In Qatar, breakfast is usually a light meal that includes yoghurt, cheese, olives and coffee, while lunch is the main meal, with mezze followed by main courses such as lamb or chicken stews. As for dinner, it is usually a light snack, except during Ramadan or special occasions. Overall, the country’s local cuisine is varied, complete with international influences. Here, Culture Trip has made a list of some of the must-try Qatari dishes.
Saloona is basically spicy meat and/or vegetable broth. It usually contains tomatoes, aubergine, carrots and potatoes. People eat it by itself or with rice.
One of the most popular dishes in any Qatari home is machboos, or Kabsa, which is basically rice cooked with delicious spices and any kind of meat – chicken, lamb, shrimp, camel or fish. It looks similar to biryani.
A Ramadan favourite, madhruba, also known as ‘beaten porridge’, is a combination of rice, milk, butter and cardamom that is cooked together until it becomes mushy. Chicken and other types of meat are stewed along with mashed beans.
Usually made during Ramadan for a dessert-filled evening, this dish is a mixture of butter, milk, flour, sugar, saffron and cardamom. These ingredients are used to create little dumplings, which are then deep-fried and dipped in sugar syrup or honey to increase the sweet factor. Soft on the inside and crunchy on the outside, this dish is sure to satisfy your sweet tooth.
Whole roasted lamb served on a generous bed of rice, vegetables and flavourful nuts create this extravagant dish.
Another Ramadan special and similar to a pot of stew, thareed, often called the Arab lasagna, includes vegetables such as carrots, beans, onions and potatoes cooked with chicken or lamb and mixed with tomato sauce and spices. Bread is placed on the bottom of the dish, soaking up the stew juices and making the bread soft and flavourful.
Kousa mahshi is stuffed zucchini, and it is a favourite all over the Middle East. The zucchini in this international-inspired dish features a stuffing of lamb flavoured with mint and garlic; it is then baked in the oven before being served hot.

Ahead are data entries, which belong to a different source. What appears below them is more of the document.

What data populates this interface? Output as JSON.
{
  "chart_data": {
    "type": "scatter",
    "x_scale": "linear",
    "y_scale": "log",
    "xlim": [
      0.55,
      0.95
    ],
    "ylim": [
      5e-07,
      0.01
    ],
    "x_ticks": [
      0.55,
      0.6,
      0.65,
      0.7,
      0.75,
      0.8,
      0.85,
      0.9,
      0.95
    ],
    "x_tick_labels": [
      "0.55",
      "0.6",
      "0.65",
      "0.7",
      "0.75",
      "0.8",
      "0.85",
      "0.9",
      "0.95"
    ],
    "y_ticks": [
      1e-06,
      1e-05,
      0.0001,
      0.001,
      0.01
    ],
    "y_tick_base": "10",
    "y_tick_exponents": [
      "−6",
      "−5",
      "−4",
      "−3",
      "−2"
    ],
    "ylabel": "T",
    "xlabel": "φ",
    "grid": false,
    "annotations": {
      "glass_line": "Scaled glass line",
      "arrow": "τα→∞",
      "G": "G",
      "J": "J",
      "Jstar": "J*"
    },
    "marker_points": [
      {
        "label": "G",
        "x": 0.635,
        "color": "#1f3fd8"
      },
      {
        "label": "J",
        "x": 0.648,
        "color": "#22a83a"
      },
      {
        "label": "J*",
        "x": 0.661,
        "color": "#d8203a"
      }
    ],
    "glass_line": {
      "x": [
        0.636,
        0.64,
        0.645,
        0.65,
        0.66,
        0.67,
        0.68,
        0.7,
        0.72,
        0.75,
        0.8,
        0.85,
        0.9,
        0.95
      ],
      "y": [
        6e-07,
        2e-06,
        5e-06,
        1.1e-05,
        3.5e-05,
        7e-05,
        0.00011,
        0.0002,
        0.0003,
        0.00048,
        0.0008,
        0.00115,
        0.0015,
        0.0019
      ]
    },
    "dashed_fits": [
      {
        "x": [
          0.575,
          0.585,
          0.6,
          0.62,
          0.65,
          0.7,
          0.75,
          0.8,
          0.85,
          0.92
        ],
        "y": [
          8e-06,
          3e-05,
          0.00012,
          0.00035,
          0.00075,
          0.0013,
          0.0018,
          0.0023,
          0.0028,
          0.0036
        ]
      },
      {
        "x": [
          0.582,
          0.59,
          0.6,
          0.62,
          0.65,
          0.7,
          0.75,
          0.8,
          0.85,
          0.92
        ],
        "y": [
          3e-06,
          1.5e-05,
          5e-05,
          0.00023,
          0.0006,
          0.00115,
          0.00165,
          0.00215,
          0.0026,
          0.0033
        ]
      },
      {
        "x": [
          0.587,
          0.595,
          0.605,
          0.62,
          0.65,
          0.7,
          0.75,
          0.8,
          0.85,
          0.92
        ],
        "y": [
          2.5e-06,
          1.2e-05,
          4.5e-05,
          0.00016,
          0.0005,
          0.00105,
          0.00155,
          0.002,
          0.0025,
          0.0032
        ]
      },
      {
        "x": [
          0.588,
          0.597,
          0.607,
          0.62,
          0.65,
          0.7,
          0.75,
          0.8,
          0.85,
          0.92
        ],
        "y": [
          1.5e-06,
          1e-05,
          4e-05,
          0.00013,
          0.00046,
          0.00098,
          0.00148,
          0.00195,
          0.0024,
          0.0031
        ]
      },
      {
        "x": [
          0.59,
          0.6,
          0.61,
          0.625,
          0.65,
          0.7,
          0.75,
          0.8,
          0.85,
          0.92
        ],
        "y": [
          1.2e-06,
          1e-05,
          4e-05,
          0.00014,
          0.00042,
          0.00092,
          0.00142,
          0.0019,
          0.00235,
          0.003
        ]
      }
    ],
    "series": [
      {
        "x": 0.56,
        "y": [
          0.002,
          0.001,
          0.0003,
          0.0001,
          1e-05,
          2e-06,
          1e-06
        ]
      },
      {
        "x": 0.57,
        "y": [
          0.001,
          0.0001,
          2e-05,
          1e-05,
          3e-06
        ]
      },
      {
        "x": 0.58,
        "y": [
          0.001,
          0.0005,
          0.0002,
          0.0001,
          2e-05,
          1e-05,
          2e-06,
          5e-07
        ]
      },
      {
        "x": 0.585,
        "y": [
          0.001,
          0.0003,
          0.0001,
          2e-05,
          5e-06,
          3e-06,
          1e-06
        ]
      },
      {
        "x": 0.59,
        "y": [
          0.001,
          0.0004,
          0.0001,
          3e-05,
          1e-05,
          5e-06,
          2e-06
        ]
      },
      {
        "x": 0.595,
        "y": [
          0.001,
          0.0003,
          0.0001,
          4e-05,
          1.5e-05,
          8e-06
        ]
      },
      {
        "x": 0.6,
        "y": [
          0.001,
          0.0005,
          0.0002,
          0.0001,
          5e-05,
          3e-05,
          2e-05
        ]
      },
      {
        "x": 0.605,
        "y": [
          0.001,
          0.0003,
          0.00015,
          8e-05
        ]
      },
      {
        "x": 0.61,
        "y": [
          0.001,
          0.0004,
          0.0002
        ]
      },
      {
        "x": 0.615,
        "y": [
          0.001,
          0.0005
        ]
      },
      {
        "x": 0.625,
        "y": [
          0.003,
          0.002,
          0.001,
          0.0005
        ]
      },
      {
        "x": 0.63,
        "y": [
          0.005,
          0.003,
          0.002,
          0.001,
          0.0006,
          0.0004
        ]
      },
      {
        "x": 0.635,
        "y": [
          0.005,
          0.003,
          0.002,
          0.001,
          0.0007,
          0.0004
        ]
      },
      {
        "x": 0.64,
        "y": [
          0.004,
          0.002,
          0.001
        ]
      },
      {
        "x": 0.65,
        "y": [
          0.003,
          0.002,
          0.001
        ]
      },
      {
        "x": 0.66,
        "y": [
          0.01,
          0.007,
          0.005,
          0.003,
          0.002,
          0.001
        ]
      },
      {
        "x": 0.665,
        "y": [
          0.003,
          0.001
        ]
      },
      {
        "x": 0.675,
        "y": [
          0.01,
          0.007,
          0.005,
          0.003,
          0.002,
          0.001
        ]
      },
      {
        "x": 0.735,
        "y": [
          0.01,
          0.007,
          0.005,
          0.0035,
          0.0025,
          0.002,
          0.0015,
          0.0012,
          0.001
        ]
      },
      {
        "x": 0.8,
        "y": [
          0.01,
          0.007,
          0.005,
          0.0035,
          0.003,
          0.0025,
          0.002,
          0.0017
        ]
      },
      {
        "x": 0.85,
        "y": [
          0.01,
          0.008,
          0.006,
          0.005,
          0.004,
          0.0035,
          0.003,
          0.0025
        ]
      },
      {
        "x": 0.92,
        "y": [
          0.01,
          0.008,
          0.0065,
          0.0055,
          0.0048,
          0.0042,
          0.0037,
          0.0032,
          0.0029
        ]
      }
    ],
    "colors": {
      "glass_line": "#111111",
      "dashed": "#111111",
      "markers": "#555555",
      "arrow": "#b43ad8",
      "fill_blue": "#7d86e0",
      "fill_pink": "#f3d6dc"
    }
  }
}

Pasta made sweet – this Indian-influenced dish includes fried vermicelli topped with a saffron omelette, making it soft, crunchy, sweet and savoury all at once. People eat it not only for breakfast but also dessert.
This dish is full of fibre and essential vitamins. It’s usually prepared with zucchini, carrots, eggplant, tomatoes, potatoes and tenderised meat. Thin layers of dough are cut into pieces and boiled in the stock so that it can soak up all the flavour.
Also known as harissa, harees is basically boiled, cracked, or coarsely ground wheat mixed with meat. The consistency varies between a porridge and a dumpling. Harees is also considered to be good for your health because of its nutrient content, and it serves as a great way to break the fast at Iftar during Ramadan.
Foul (beans for breakfast), Waraq enab (rice and lamb stuffed in vine leaves), along with appetisers such as hummus, motabel, tabouleh and muhammara are other Arab-influenced foods that have their own variations in Qatar.
Desserts, such as mehalabiya (rose water and pistachio pudding), umm ali (bread pudding with nuts and white raisins), and esh asaraya (cheesecake topped with cream), are also a big part of any Qatari meal.